Interés general

Los dos caminos de la causa, a cuatro meses de la desaparición de Facundo

Los forenses iniciaron el proceso para saber si efectivamente son suyos los restos hallados en General Cerri y la causa de muerte. Por otro lado, la Justicia busca determinar si se trató de una desaparición forzada por parte de cuatro policías bonaerenses.

por Hernán Chiesa

A cuatro meses de la desaparición de Facundo Astudillo Castro, la investigación del caso recorre al menos dos caminos paralelos para intentar esclarecer lo que sucedió con el joven de 23 años: por un lado, expertos forenses iniciaron el proceso para saber si efectivamente son suyos los restos hallados y la causa de muerte, y por otro, investigadores judiciales avanzan en determinar si se trató de una desaparición forzada por parte de cuatro policías bonaerenses.

Expertos del Laboratorio de Genética Forense del Equipo Argentino de Antropología Forense (EAAF) trabajan contrarreloj desde el jueves en la elaboración del ADN de los huesos hallados el 15 de agosto pasado en un cangrejal de la localidad bonaerense de General Daniel Cerri, cerca de Bahía Blanca.

Fuentes de la investigación aseguraron a Télam que la lupa está puesta en la ciudad de Córdoba, donde los médicos genetistas ya comenzaron con el proceso de clasificación de los restos óseos recibidos en un laboratorio exclusivo para huesos que posee el EAAF en la capital provincial.

Un experto en genética con acceso a la causa explicó a esta agencia que lo primero que se hace es un “lavado y cortado de la porción de hueso que se va a utilizar para extraer el ADN”, con el objetivo de “descontaminar totalmente el elemento y sacar cualquier ADN que pueda haber habido por contacto o por contaminación en el proceso de levantamiento del cuerpo, por más que se utilicen guantes o mascarillas”.

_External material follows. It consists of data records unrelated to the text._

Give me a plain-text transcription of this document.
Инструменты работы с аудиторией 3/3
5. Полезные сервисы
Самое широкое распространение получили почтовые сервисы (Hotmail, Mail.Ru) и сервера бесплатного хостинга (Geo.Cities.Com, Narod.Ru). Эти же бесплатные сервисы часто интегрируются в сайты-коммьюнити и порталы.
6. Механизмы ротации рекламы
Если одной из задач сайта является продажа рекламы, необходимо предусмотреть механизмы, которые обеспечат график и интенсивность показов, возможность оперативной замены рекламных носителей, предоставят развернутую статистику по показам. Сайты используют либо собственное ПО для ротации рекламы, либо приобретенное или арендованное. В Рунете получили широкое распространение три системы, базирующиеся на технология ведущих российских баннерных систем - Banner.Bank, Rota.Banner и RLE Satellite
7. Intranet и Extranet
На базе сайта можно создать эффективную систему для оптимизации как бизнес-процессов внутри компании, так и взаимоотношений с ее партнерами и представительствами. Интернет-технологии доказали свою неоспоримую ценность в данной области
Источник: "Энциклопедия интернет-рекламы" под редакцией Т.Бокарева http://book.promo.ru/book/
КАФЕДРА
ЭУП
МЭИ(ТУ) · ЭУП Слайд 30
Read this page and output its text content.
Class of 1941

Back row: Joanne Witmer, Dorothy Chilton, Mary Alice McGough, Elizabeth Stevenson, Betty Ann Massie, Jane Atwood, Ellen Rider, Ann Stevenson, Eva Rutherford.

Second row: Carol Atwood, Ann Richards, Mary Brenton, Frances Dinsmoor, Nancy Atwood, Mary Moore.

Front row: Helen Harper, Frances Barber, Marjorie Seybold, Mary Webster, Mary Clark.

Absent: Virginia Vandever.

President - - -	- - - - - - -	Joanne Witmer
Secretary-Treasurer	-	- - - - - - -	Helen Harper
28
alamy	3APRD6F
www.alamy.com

Luego, “el hueso se pulveriza como si fuera talco con un proceso mecánico y frío intenso, mediante la utilización de una máquina especial, llamada molino criogénico”, para luego someterlo a “un proceso químico del cual se obtiene el ADN purificado”.

Según el experto, ese ADN hay que cuantificarlo mediante una reacción llamada Real Time PCR (la misma que se utiliza para el Covid-19) y recién después se procede a la comparación con el patrón genético que aportaron Cristina Castro y José Luis Astudillo, los padres biológicos de Facundo, para ver si hay “match” (coincidencia).

Si bien la jueza federal de Bahía Blanca, María Gabriela Marrón, aseguró en un comunicado que el resultado podría demorar entre 10 y 15 días, los expertos aseguraron a Télam que la idea es poder entregar el resultado para el fin de semana próximo.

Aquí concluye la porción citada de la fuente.